Sunday, December 26, 2004

Success

If Life=Time and Time=Money, then Money=Life. So if you earn less than someone else, your life is worth less than his. And anything on Earth or in the area of outer space we can currently reach is only worth whatever dollar amount we can set on it.

The Life-Money value actually goes beyond salary. For instance, military personnel fighting and dying in Iraq and Afghanistan might not be lavishly paid, but the investment backing them up adds to their monetary cost, and therefore to their value. The individuals become vulnerable to destruction, but their role is valuable, or at least valued.

When I was a senior in high school, my counselor asked me, “What is success?”

“Success is being able to do something you love for a living,” I said.

“Bullshit,” he said. “Success is money. Go out there and make as much money as you can. Get a good job.”

Of course I rebelled against his analysis. In so doing I explored it from the underside.

Old Smither had a point. Success is, in fact, money. But I was right too. If you are making a living at what you love, you are getting it to produce income. That’s money, the measurable unit of success. If satisfaction happens to trot along beside it, so much the better. Maybe Smither was just feeling extra cynical that day. He was a pretty crappy guidance counselor, but he was probably pining for that better job. We all have bad days at work, some of us more than others.

An archaeologist I met warned against getting stuck in “golden handcuffs.” Archaeology. Now there’s a big-bucks occupation. But he loves field work and challenges himself with the strain of doing a job where every mistake gets brutally punished by an uncompromising jury of peers.

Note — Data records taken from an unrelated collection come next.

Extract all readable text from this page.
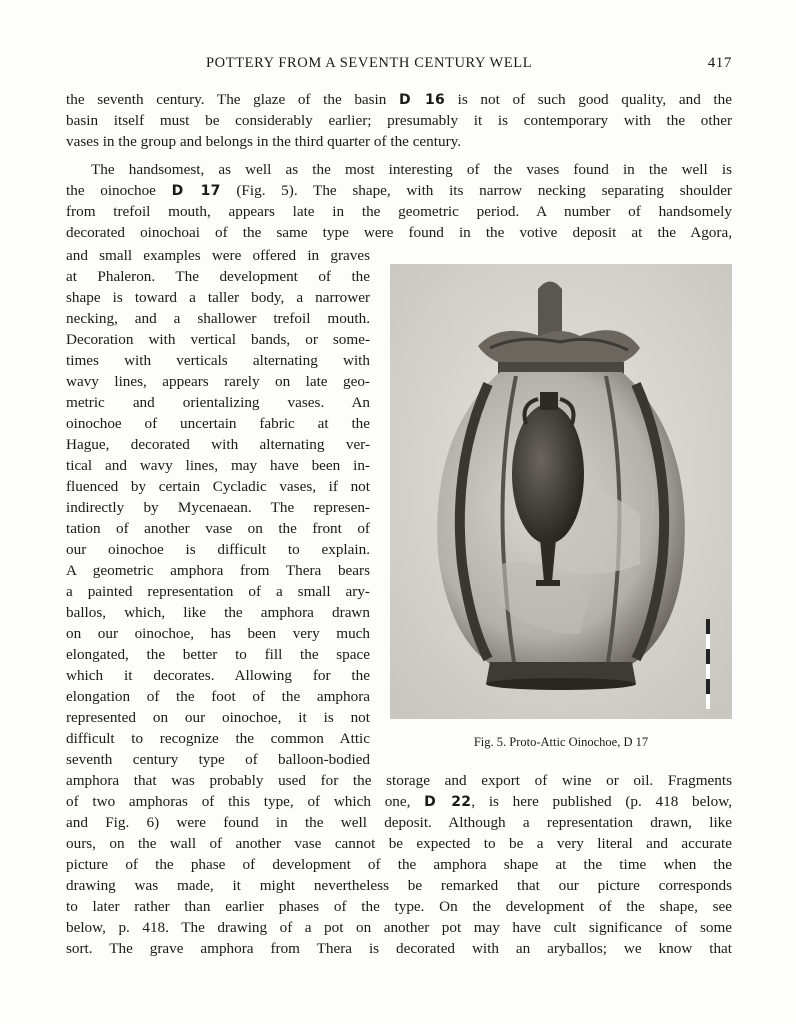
POTTERY FROM A SEVENTH CENTURY WELL	417
the seventh century. The glaze of the basin D 16 is not of such good quality, and the
basin itself must be considerably earlier; presumably it is contemporary with the other
vases in the group and belongs in the third quarter of the century.
The handsomest, as well as the most interesting of the vases found in the well is
the oinochoe D 17 (Fig. 5). The shape, with its narrow necking separating shoulder
from trefoil mouth, appears late in the geometric period. A number of handsomely
decorated oinochoai of the same type were found in the votive deposit at the Agora,
and small examples were offered in graves
at Phaleron. The development of the
shape is toward a taller body, a narrower
necking, and a shallower trefoil mouth.
Decoration with vertical bands, or some-
times with verticals alternating with
wavy lines, appears rarely on late geo-
metric and orientalizing vases. An
oinochoe of uncertain fabric at the
Hague, decorated with alternating ver-
tical and wavy lines, may have been in-
fluenced by certain Cycladic vases, if not
indirectly by Mycenaean. The represen-
tation of another vase on the front of
our oinochoe is difficult to explain.
A geometric amphora from Thera bears
a painted representation of a small ary-
ballos, which, like the amphora drawn
on our oinochoe, has been very much
elongated, the better to fill the space
which it decorates. Allowing for the
elongation of the foot of the amphora
represented on our oinochoe, it is not
difficult to recognize the common Attic
seventh century type of balloon-bodied
Fig. 5. Proto-Attic Oinochoe, D 17
amphora that was probably used for the storage and export of wine or oil. Fragments
of two amphoras of this type, of which one, D 22, is here published (p. 418 below,
and Fig. 6) were found in the well deposit. Although a representation drawn, like
ours, on the wall of another vase cannot be expected to be a very literal and accurate
picture of the phase of development of the amphora shape at the time when the
drawing was made, it might nevertheless be remarked that our picture corresponds
to later rather than earlier phases of the type. On the development of the shape, see
below, p. 418. The drawing of a pot on another pot may have cult significance of some
sort. The grave amphora from Thera is decorated with an aryballos; we know that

“When you dig a site you only get one chance to do it right. You can’t put it back and start over. Things are lying where they lie,” he said. “You have to remove them meticulously and document them exactly, because no one else will ever see them as you found them. Archaeologists are a bitchy bunch. It’s much worse than food or the arts.”

He feels like a success, worn-out jeans, grimy fingernails and all. How many people will actively care about the lives of aboriginal New Hampshirites from 12,000 years ago? You never know what may seem interesting or important. It doesn’t hurt to know. And it’s good to know that the person in charge of finding out really cares about his work. He’s making enough money to live. Money. That’s success.

Retirement income is a different story. It’s one thing to maintain life when one is young, healthy and relatively mobile. But humans are the only creatures that retire. Everything else, animal or vegetable, works until it dies. It just doesn’t work quite as well toward the end.

Someone once said of me, “I don’t think he wants to have money.”

Nonsense. I love having money. Money is time. Money is freedom. Money is power. But the selfish pursuit of maximum income is as powerful a destructive force as uncorrected ignorance. When they link up, it’s apocalyptic.